Same-cycle P rename bookkeeping uses stable FIFO insertion order derived from rid + decode_slot.
Same-cycle T and U allocations are performed in decode-slot order against T_FIFO and U_FIFO respectively.

Rename contract (P / T / U / CARG)¶

P rename¶

P rename is map-based.
CMAP is the committed rename map.
SMAP is the speculative map visible to rename.
MapQ records speculative P-rename increments against CMAP.
MapQ applies only to P-type destinations (R1..R23).
Only instructions that actually perform a P-rename allocate a MapQ entry.
Recovery is instruction-precise: MapQ cut points are keyed by rid, not just bid.
The default flush replay boundary keeps mappings up to and including the flushing instruction (<= flush_rid) for the younger-squash redirect path.
Same-cycle/decode-width-parallel MapQ updates are ordered by rid plus decode slot; the intra-rid local order key is the decode slot directly.

T/U rename¶

T and U do not use CMAP/SMAP/MapQ.
T allocates from T_FIFO; U allocates from U_FIFO.
A T/U destination write advances the corresponding FIFO allocation pointer.
T/U source operands are represented as relative references (t#N/u#N) and are resolved using the corresponding sequential pointer state.
D3+ must retain both the original relative reference and the resolved tag (ttag/utag).

CARG¶

CARG is block-scoped rather than instruction-scoped.
There is exactly one CARG per block.
CARG is identified implicitly by bid and is not independently renamed.
CARG is a source-side operand class only; it is not a destination class.
CARG does not enter the downstream IQ fabric.
At D3, the resolved CARG value is materialized into the block-scoped CARG file, indexed by bid.

Rename pseudocode (architectural intent)¶

The following pseudocode is informative and captures the required architectural behavior of D2/D3.

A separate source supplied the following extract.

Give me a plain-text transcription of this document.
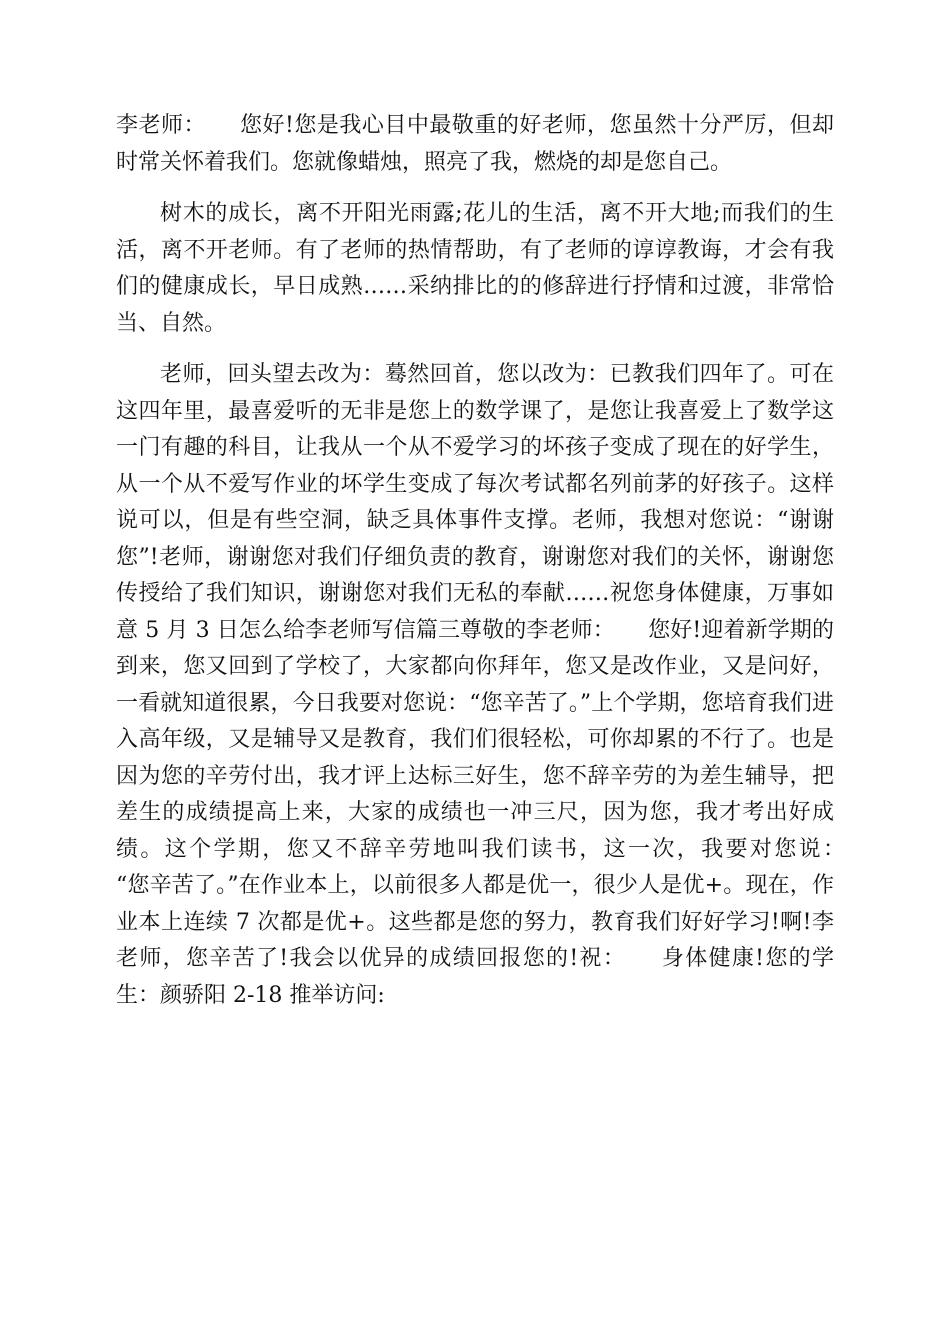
李老师：　　您好!您是我心目中最敬重的好老师，您虽然十分严厉，但却时常关怀着我们。您就像蜡烛，照亮了我，燃烧的却是您自己。

树木的成长，离不开阳光雨露;花儿的生活，离不开大地;而我们的生活，离不开老师。有了老师的热情帮助，有了老师的谆谆教诲，才会有我们的健康成长，早日成熟……采纳排比的的修辞进行抒情和过渡，非常恰当、自然。

老师，回头望去改为：蓦然回首，您以改为：已教我们四年了。可在这四年里，最喜爱听的无非是您上的数学课了，是您让我喜爱上了数学这一门有趣的科目，让我从一个从不爱学习的坏孩子变成了现在的好学生，从一个从不爱写作业的坏学生变成了每次考试都名列前茅的好孩子。这样说可以，但是有些空洞，缺乏具体事件支撑。老师，我想对您说：“谢谢您”!老师，谢谢您对我们仔细负责的教育，谢谢您对我们的关怀，谢谢您传授给了我们知识，谢谢您对我们无私的奉献……祝您身体健康，万事如意 5 月 3 日怎么给李老师写信篇三尊敬的李老师：　　您好!迎着新学期的到来，您又回到了学校了，大家都向你拜年，您又是改作业，又是问好，一看就知道很累，今日我要对您说：“您辛苦了。”上个学期，您培育我们进入高年级，又是辅导又是教育，我们们很轻松，可你却累的不行了。也是因为您的辛劳付出，我才评上达标三好生，您不辞辛劳的为差生辅导，把差生的成绩提高上来，大家的成绩也一冲三尺，因为您，我才考出好成绩。这个学期，您又不辞辛劳地叫我们读书，这一次，我要对您说：　　“您辛苦了。”在作业本上，以前很多人都是优一，很少人是优+。现在，作业本上连续 7 次都是优+。这些都是您的努力，教育我们好好学习!啊!李老师，您辛苦了!我会以优异的成绩回报您的!祝：　　身体健康!您的学生：颜骄阳 2-18 推举访问:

D2 source translation / destination allocation request:

for slot in decode_group slots in program order:
  u = d1_uop[slot]

  for each src operand s in u.src[0..2]:
    case s.type of
      P:
        s.ptag_req = SMAP[s.atag]
      T:
        s.ttag_req = ResolveTRel(T_PTR_snapshot, s.t_rel)
      U:
        s.utag_req = ResolveURel(U_PTR_snapshot, s.u_rel)
      CARG:
        s.carg_req = ResolveBlockCarg(u.bid)

  case u.dst[0].type of
    P:
      u.dst[0].ptag_alloc_req = P_FREELIST.alloc()
    T:
      u.dst[0].ttag_alloc_req = T_FIFO.alloc_next(slot_order)
    U:
      u.dst[0].utag_alloc_req = U_FIFO.alloc_next(slot_order)
    none:
      no action

D3 latch / commit of rename results:

for slot in decode_group slots in program order:
  u = d2_uop[slot]

  for each src operand s in u.src[0..2]:
    case s.type of
      P:    s.ptag = s.ptag_req
      T:    s.ttag = s.ttag_req
      U:    s.utag = s.utag_req
      CARG: WriteCargFile(bid=u.bid, value=s.carg_req)

  case u.dst[0].type of
    P:
      u.dst[0].ptag = u.dst[0].ptag_alloc_req.grant
      PushMapQ(rid=u.rid, decode_slot=slot, atag=u.dst[0].atag, new_ptag=u.dst[0].ptag)
    T:
      u.dst[0].ttag = u.dst[0].ttag_alloc_req.grant
    U:
      u.dst[0].utag = u.dst[0].utag_alloc_req.grant
    none:
      no action

P-map recovery pseudocode (architectural intent)¶

The following pseudocode is informative and captures the required architectural recovery rule for P rename state on an instruction-precise flush.

RecoverPMap(flush_rid):
  SMAP = Copy(CMAP)
  for e in MapQ in FIFO order:
    if e.rid <= flush_rid:
      SMAP[e.atag] = e.new_ptag
    else:
      break

Required properties of the above recovery rule:

The default redirect/younger-squash boundary is inclusive: keep mappings for the flushing instruction itself (<= flush_rid).
MapQ ordering is deterministic and stable across decode-width-parallel rename via rid + decode_slot FIFO insertion order.
Only P destinations contribute MapQ entries.
T/U recovery is not driven by MapQ; it follows the corresponding FIFO pointer/state recovery mechanism.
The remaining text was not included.